Different hardware platforms may be described as computer systems with different latencies, due to memory, CPU, and other hardware and operating system factors. For example, an Intel® Pentium® 4 hardware platform has different latencies than an Intel® Pentium® 3 hardware platform. A network profile may be described as a set of characteristics of a network, including line utilization, link speed, direction of traffic (e.g., transmit, receive or mixed (i.e., both receive and transmit)), average packet size, and burstness (i.e., amount of data sent or received over time).
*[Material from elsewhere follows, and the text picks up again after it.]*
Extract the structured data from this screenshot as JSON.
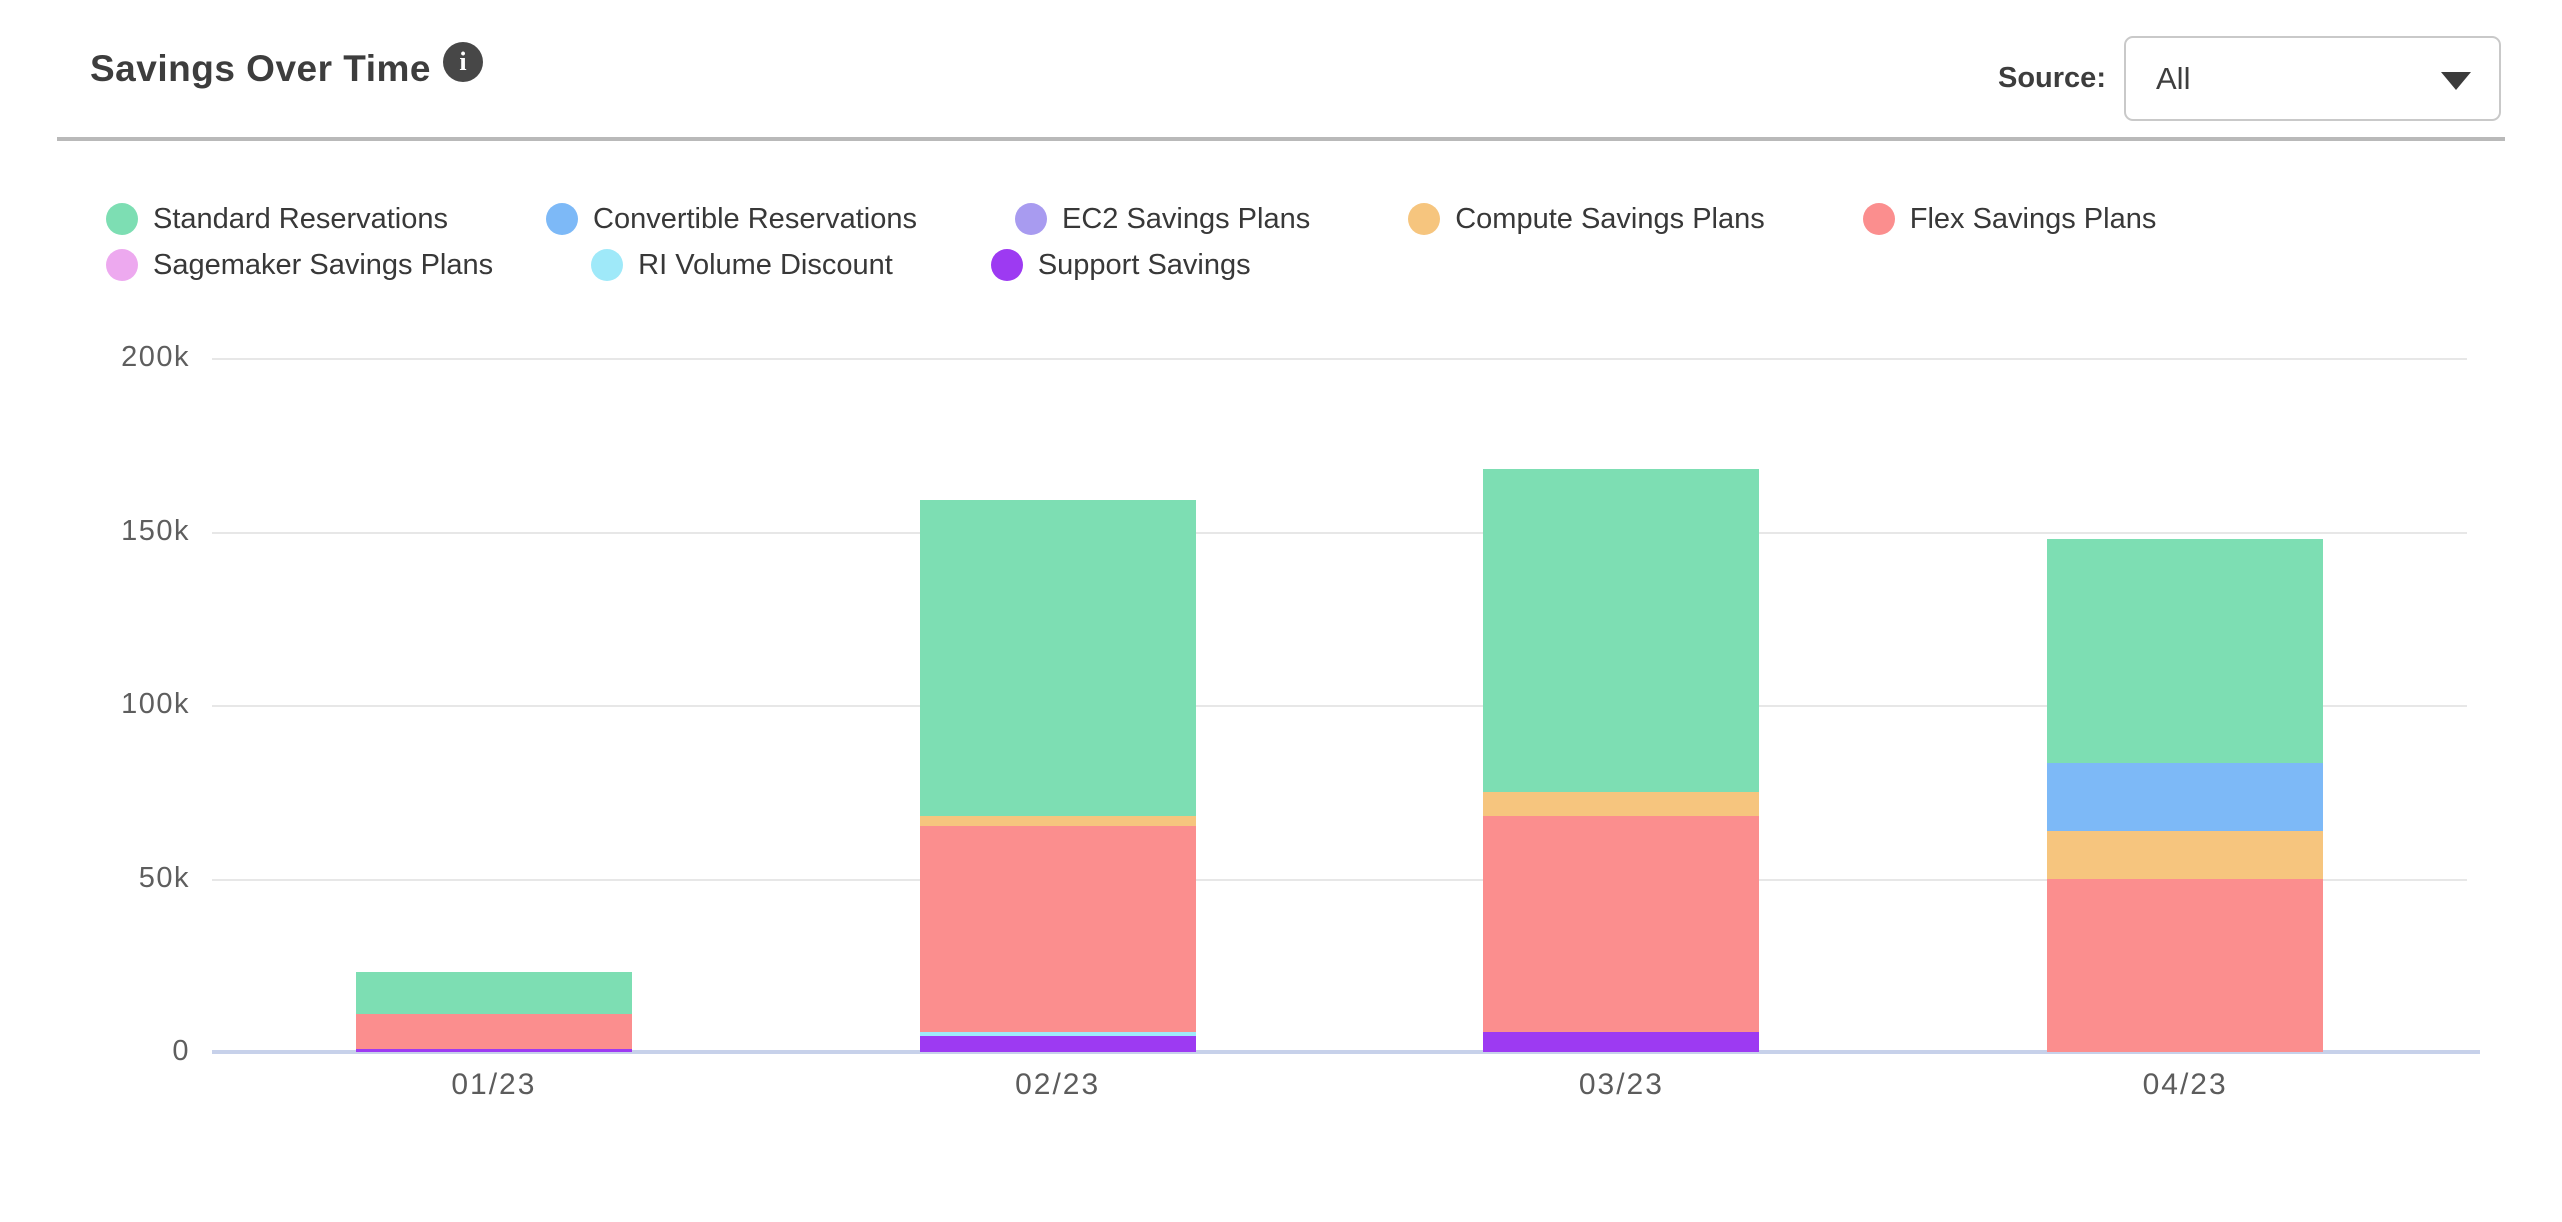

An interrupt throttling rate (ITR) scheme may be described as a technique to delay an interrupt event using a settable timer. That is, the interrupt is issued when the timer reaches a set value. When practicing the ITR scheme, it is difficult to find an appropriate throttling rate for various combinations of hardware platforms and network profiles. A throttling rate may be described as the rate at which interrupts are issued. In conventional systems, there is no algorithmic way to find an optimal ITR value for a combination of a particular hardware platform and network profile.
The ITR scheme may be impacted by the hardware platform. For example, once an interrupt is fired, the latency of servicing the interrupt causes a deviation from the original planned time. Latency, in this case, refers to the amount of time it takes for a packet of data to get from the hardware receive queue to the target application that uses the packet of data. This deviation changes from one hardware platform to another. Furthermore, the latency changes in the same hardware platform as the network profile changes since the hardware platform goes through different levels of workload.
With reference to the network profile, the network profile affects, by itself, the packet handling latency. When trying to optimize the performance of a hardware platform, each network profile for that hardware platform requires a different throttling rate, where each throttling rate behaves differently on a different hardware platform. Thus, it is not effective to treat all network profiles as the same and associate a static ITR value for each network profile and hardware platform combination.
An example of a problematic network profile is a case in which a small packet test (in a Gigabit network) yields packets in rates of up to of 1.4 million packets per second (PPS). A long latency causes the internal buffers of the hardware to overflow, since an interrupt service routine may be scheduled too late. A short latency probably services the packets, but a very fast machine with a very short response time ends up with too many interrupts. There should be a tradeoff among the two, but conventional systems do not provide a reasonable approximation.
The ITR scheme is used today, but there is no technique to match the interrupt throttling rate for every hardware platform and network profile. The current state is that products on the market either impose the tuning responsibility on the user or system administrator or use static values that are not appropriate for all scenarios.
Polling may be described as a technique in which interrupts are issued at specific (e.g., scheduled) time intervals. The use of a settable timer in an ITR schema in a given platform and network profile may be imitated by using a polling timer, since the average rate of the interrupts is anticipated and may be handled in a given time delay.
Therefore, there is a need in the art for an improved technique for optimizing an interrupt-latency or polling rate value for use with a hardware platform and network profile combination.